Can I ask you one question? Would you be willing to change your beliefs? In other words, would you be willing to let go of the belief that you can’t be loved because you are “too short”? You see, in your reality, it may feel “true”, but that is because you have created your reality with your belief. In my world, I see plenty of short men who are happily in relationship. In fact, my friend Garry is shorter than you are and is an Asian man.

I grew up with the belief in my Chinese culture that tall women were very unattractive. My mother told me that because she is taller than most Chinese men. She spent the greater part of her life hunched over to hide her tallness. Nowadays she looks like a model. In the North American culture, she is absolutely stunningly beautiful at 5 foot 7 inches! See, in my culture, it was the woman’s height that was the issue, not the man’s! My friend Garry is happily married to a Caucasian woman who is at least 4 inches taller and they have a beautiful little girl.

When you believe something, the Universe will rearrange itself to make you RIGHT. In my eBook, Creating Your Fairytale Love Life in Chapter 5, I show you some techniques you can use to “change” your belief state, so you may wish to take advantage of the exercises and videos in that chapter.
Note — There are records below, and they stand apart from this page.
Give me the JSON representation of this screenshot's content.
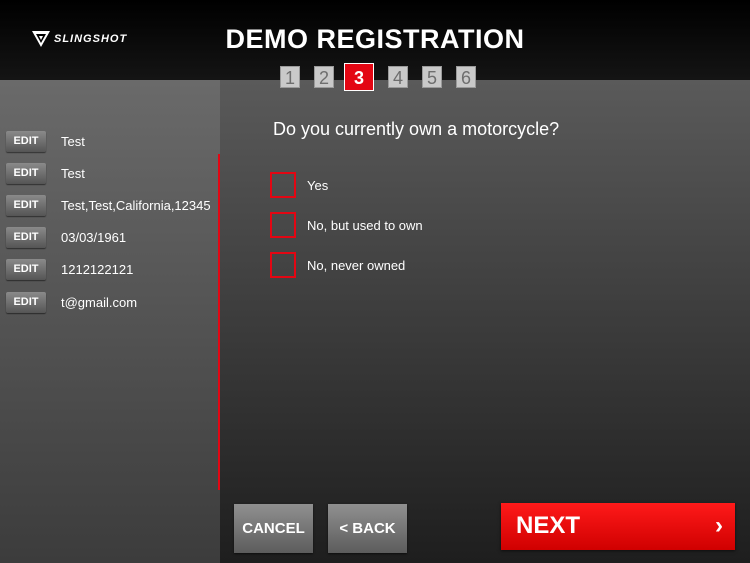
{
  "header": {
    "brand": "SLINGSHOT",
    "title": "DEMO REGISTRATION",
    "steps": [
      {
        "label": "1",
        "active": false
      },
      {
        "label": "2",
        "active": false
      },
      {
        "label": "3",
        "active": true
      },
      {
        "label": "4",
        "active": false
      },
      {
        "label": "5",
        "active": false
      },
      {
        "label": "6",
        "active": false
      }
    ]
  },
  "sidebar": {
    "edit_label": "EDIT",
    "entries": [
      {
        "value": "Test"
      },
      {
        "value": "Test"
      },
      {
        "value": "Test,Test,California,12345"
      },
      {
        "value": "03/03/1961"
      },
      {
        "value": "1212122121"
      },
      {
        "value": "t@gmail.com"
      }
    ]
  },
  "main": {
    "question": "Do you currently own a motorcycle?",
    "options": [
      {
        "label": "Yes",
        "checked": false
      },
      {
        "label": "No, but used to own",
        "checked": false
      },
      {
        "label": "No, never owned",
        "checked": false
      }
    ]
  },
  "footer": {
    "cancel_label": "CANCEL",
    "back_label": "< BACK",
    "next_label": "NEXT",
    "next_chevron": "›"
  },
  "colors": {
    "accent": "#e30613",
    "step_inactive": "#c9c9c9",
    "background": "#1a1a1a"
  }
}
I can tell you that in my world, Mr. P., there is no such thing as too short, too tall, too weird, too fat etc. Everyone can and deserves to be loved. The question is –  do you love yourself?
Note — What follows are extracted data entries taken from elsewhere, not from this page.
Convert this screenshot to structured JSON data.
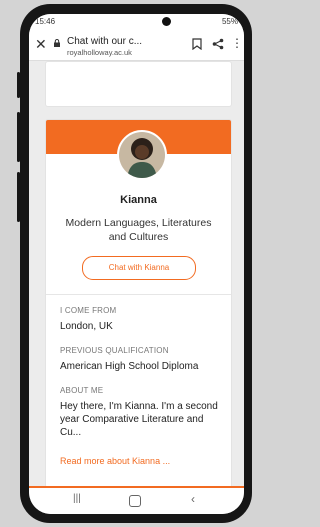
{
  "status": {
    "time": "15:46",
    "battery": "55%"
  },
  "browser": {
    "title": "Chat with our c...",
    "domain": "royalholloway.ac.uk"
  },
  "profile": {
    "name": "Kianna",
    "subject": "Modern Languages, Literatures and Cultures",
    "chat_button": "Chat with Kianna",
    "from_label": "I COME FROM",
    "from_value": "London, UK",
    "qual_label": "PREVIOUS QUALIFICATION",
    "qual_value": "American High School Diploma",
    "about_label": "ABOUT ME",
    "about_value": "Hey there, I'm Kianna. I'm a second year Comparative Literature and Cu...",
    "read_more": "Read more about Kianna ..."
  },
  "colors": {
    "accent": "#f26b21"
  },
  "icons": {
    "close": "close-icon",
    "lock": "lock-icon",
    "bookmark": "bookmark-icon",
    "share": "share-icon",
    "more": "more-vertical-icon",
    "recents": "recents-icon",
    "home": "home-icon",
    "back": "back-icon"
  }
}
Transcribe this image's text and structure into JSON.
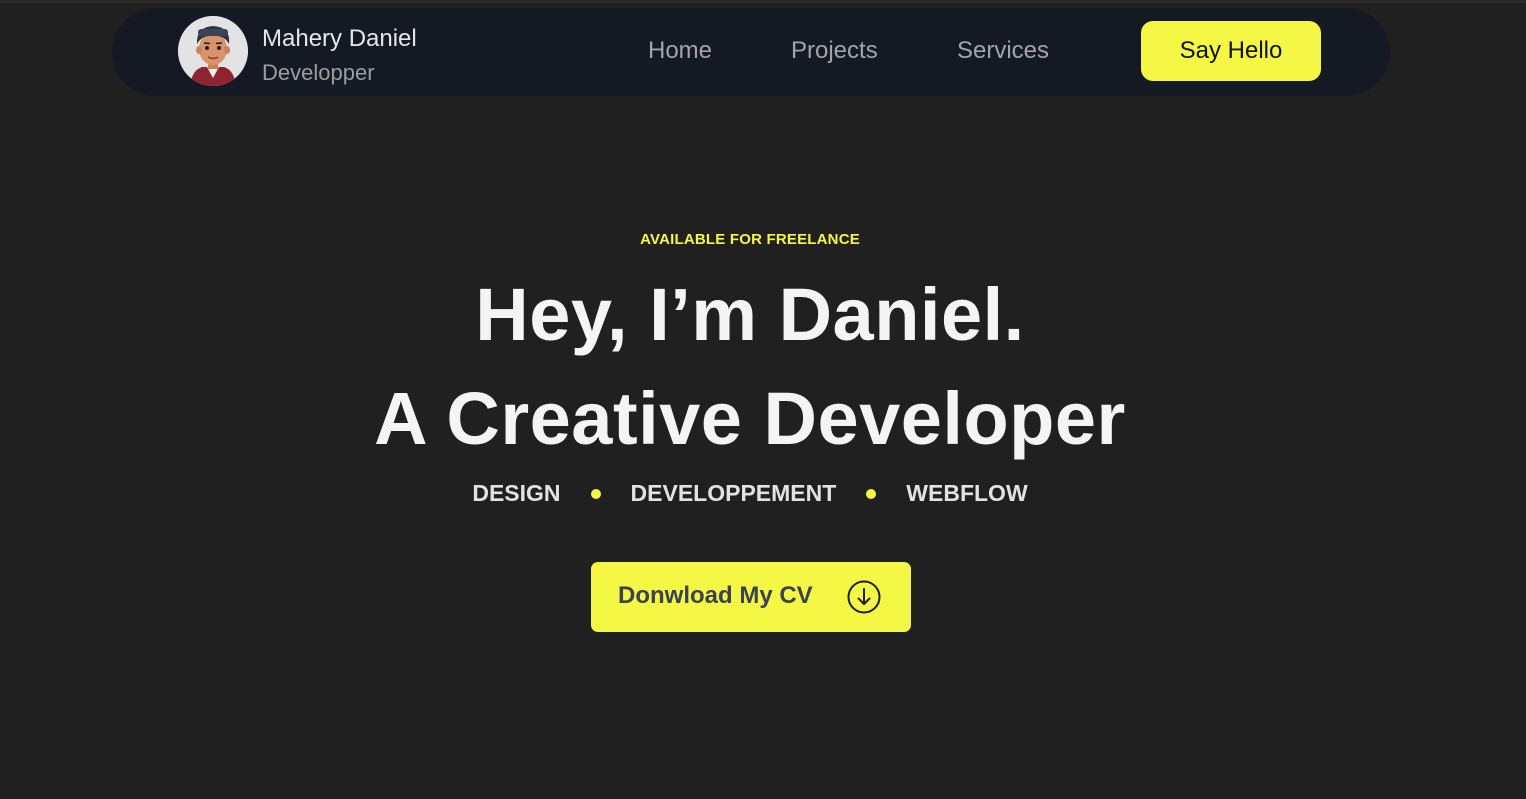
{
  "colors": {
    "background": "#202020",
    "navbar": "#151924",
    "accent": "#f4f744",
    "heading": "#f4f4f4",
    "nav_text": "#a4a4a8"
  },
  "brand": {
    "name": "Mahery Daniel",
    "role": "Developper",
    "avatar_icon": "cartoon-avatar"
  },
  "nav": {
    "links": [
      "Home",
      "Projects",
      "Services"
    ],
    "cta_label": "Say Hello"
  },
  "hero": {
    "eyebrow": "AVAILABLE FOR FREELANCE",
    "headline_line1": "Hey, I’m Daniel.",
    "headline_line2": "A Creative Developer",
    "skills": [
      "DESIGN",
      "DEVELOPPEMENT",
      "WEBFLOW"
    ],
    "cv_button_label": "Donwload My CV",
    "cv_button_icon": "arrow-down-circle-icon"
  }
}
The girlfriend that you wish for is not there to give you what you cannot give yourself (love). Many people (so you are not alone) are looking for someone to love them so they will feel lovable. The opposite needs to happen in order to manifest a wonderful relationship. You must love and appreciate yourself first in order to attract the wonderful relationship.

There is a Secret nobody told us when we were kids. The “other” person in a relationship is not there to make us whole! They are not supposed to be responsible for making us happy or feel loved. Nope! Do you want to know the real purpose for relationships? The REAL purpose for relationships is to grow ourselves spiritually…that’s it. That’s all.
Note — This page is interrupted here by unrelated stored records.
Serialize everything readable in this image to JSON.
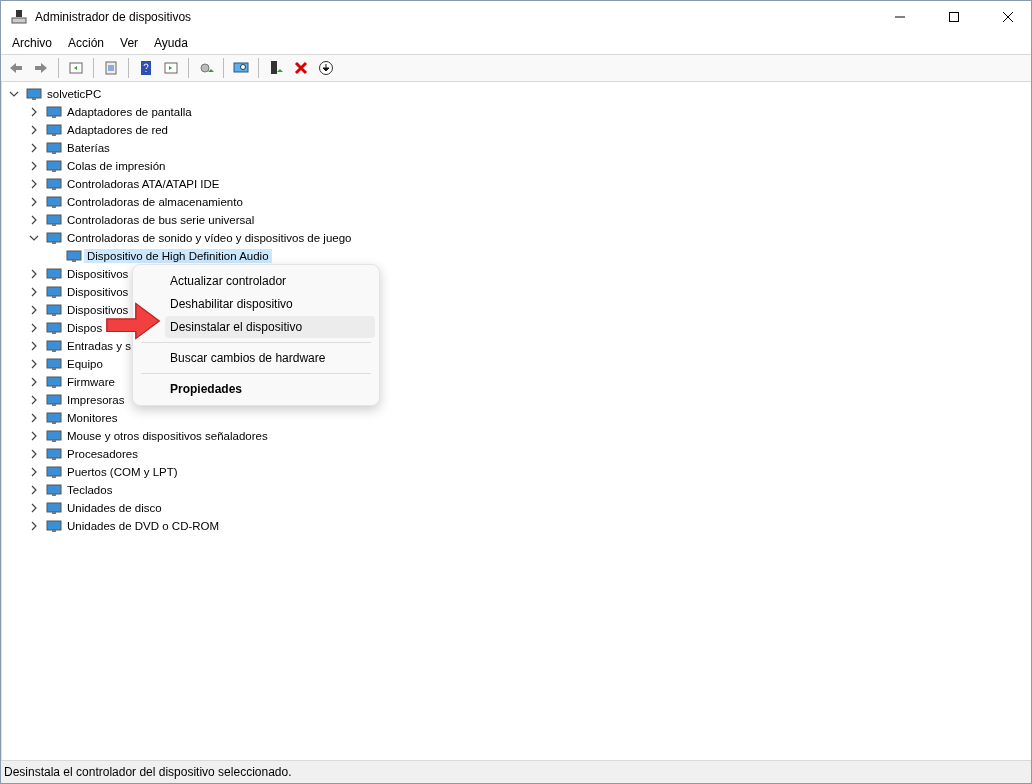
{
  "window": {
    "title": "Administrador de dispositivos"
  },
  "menu_bar": [
    "Archivo",
    "Acción",
    "Ver",
    "Ayuda"
  ],
  "tree": {
    "label": "solveticPC",
    "expanded": true,
    "selected": false,
    "children": [
      {
        "label": "Adaptadores de pantalla",
        "expanded": false,
        "selected": false
      },
      {
        "label": "Adaptadores de red",
        "expanded": false,
        "selected": false
      },
      {
        "label": "Baterías",
        "expanded": false,
        "selected": false
      },
      {
        "label": "Colas de impresión",
        "expanded": false,
        "selected": false
      },
      {
        "label": "Controladoras ATA/ATAPI IDE",
        "expanded": false,
        "selected": false
      },
      {
        "label": "Controladoras de almacenamiento",
        "expanded": false,
        "selected": false
      },
      {
        "label": "Controladoras de bus serie universal",
        "expanded": false,
        "selected": false
      },
      {
        "label": "Controladoras de sonido y vídeo y dispositivos de juego",
        "expanded": true,
        "selected": false,
        "children": [
          {
            "label": "Dispositivo de High Definition Audio",
            "selected": true
          }
        ]
      },
      {
        "label": "Dispositivos",
        "expanded": false,
        "selected": false
      },
      {
        "label": "Dispositivos",
        "expanded": false,
        "selected": false
      },
      {
        "label": "Dispositivos",
        "expanded": false,
        "selected": false
      },
      {
        "label": "Dispos",
        "expanded": false,
        "selected": false
      },
      {
        "label": "Entradas y s",
        "expanded": false,
        "selected": false
      },
      {
        "label": "Equipo",
        "expanded": false,
        "selected": false
      },
      {
        "label": "Firmware",
        "expanded": false,
        "selected": false
      },
      {
        "label": "Impresoras",
        "expanded": false,
        "selected": false
      },
      {
        "label": "Monitores",
        "expanded": false,
        "selected": false
      },
      {
        "label": "Mouse y otros dispositivos señaladores",
        "expanded": false,
        "selected": false
      },
      {
        "label": "Procesadores",
        "expanded": false,
        "selected": false
      },
      {
        "label": "Puertos (COM y LPT)",
        "expanded": false,
        "selected": false
      },
      {
        "label": "Teclados",
        "expanded": false,
        "selected": false
      },
      {
        "label": "Unidades de disco",
        "expanded": false,
        "selected": false
      },
      {
        "label": "Unidades de DVD o CD-ROM",
        "expanded": false,
        "selected": false
      }
    ]
  },
  "context_menu": [
    {
      "kind": "item",
      "label": "Actualizar controlador",
      "selected": false,
      "default": false
    },
    {
      "kind": "item",
      "label": "Deshabilitar dispositivo",
      "selected": false,
      "default": false
    },
    {
      "kind": "item",
      "label": "Desinstalar el dispositivo",
      "selected": true,
      "default": false
    },
    {
      "kind": "separator"
    },
    {
      "kind": "item",
      "label": "Buscar cambios de hardware",
      "selected": false,
      "default": false
    },
    {
      "kind": "separator"
    },
    {
      "kind": "item",
      "label": "Propiedades",
      "selected": false,
      "default": true
    }
  ],
  "status_bar": "Desinstala el controlador del dispositivo seleccionado."
}
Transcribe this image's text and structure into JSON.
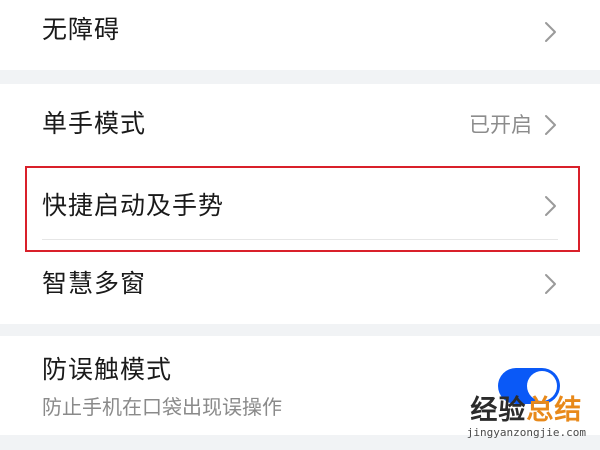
{
  "settings": {
    "accessibility": {
      "label": "无障碍",
      "chevron_icon": "chevron-right-icon"
    },
    "one_handed_mode": {
      "label": "单手模式",
      "value": "已开启",
      "chevron_icon": "chevron-right-icon"
    },
    "shortcuts_gestures": {
      "label": "快捷启动及手势",
      "chevron_icon": "chevron-right-icon",
      "highlighted": true
    },
    "smart_multiwindow": {
      "label": "智慧多窗",
      "chevron_icon": "chevron-right-icon"
    },
    "accidental_touch": {
      "label": "防误触模式",
      "description": "防止手机在口袋出现误操作",
      "toggle_on": true
    }
  },
  "watermark": {
    "text_dark": "经验",
    "text_accent": "总结",
    "url": "jingyanzongjie.com"
  },
  "colors": {
    "background": "#f1f3f5",
    "card": "#ffffff",
    "toggle_on": "#0a59f7",
    "highlight_border": "#d9202a",
    "watermark_accent": "#e8891a"
  }
}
So Dear Mr. P. You may not believe me, but you are already loved. The substance from which we all come, that which I call The Universe (others call The One, God, Divine etc.) loves you. Now it is your turn to love you.

If you REALLY want change, here is your homework assignment. I really hope you take this challenge and run with it: For the next 30 days, everyday create a list of at least 10 things you love and appreciate about yourself. While you are writing, if any negative thought comes up, just say “cancel” or “pass” and keep writing, focusing on the positive. It could be that you appreciate yourself because you have great rhythm and you love to dance, or that you are extremely kind to your parents, or that you absolutely love history books etc. It doesn’t matter what it is, just make a new habit of appreciating yourself daily.

While you are writing, remember to really FEEL the feelings of appreciation. It is the MAGNETIC substance that draws what we want into our lives. The truth in my situation was that when I began truly appreciating my qualities rather than criticizing myself most of the time, it was the start of the happiest time of my life.

Lastly, Mr. P. I highly recommend that you consider taking the Enlighted Warrior Training Camp http://www.enlightenedwarrior.com  run by Peak Potentials training. Year after year there are stories of people on the edge of suicide when they arrive at the camp and they leave a completely changed person…strong, compassionate and empowered. You can receive a discount on tuition, I believe, by being referred by a graduate so I will give you my referral number: 232364.

It is important for you to receive support. Having suicidal thoughts is very serious and I urge you to seek professional care as soon as possible. Talk to your doctor and ask for a referral to an empathetic counselor or psychologist. I also suggest that you read the new bestseller by Marci Shimoff, Happy for No Reason.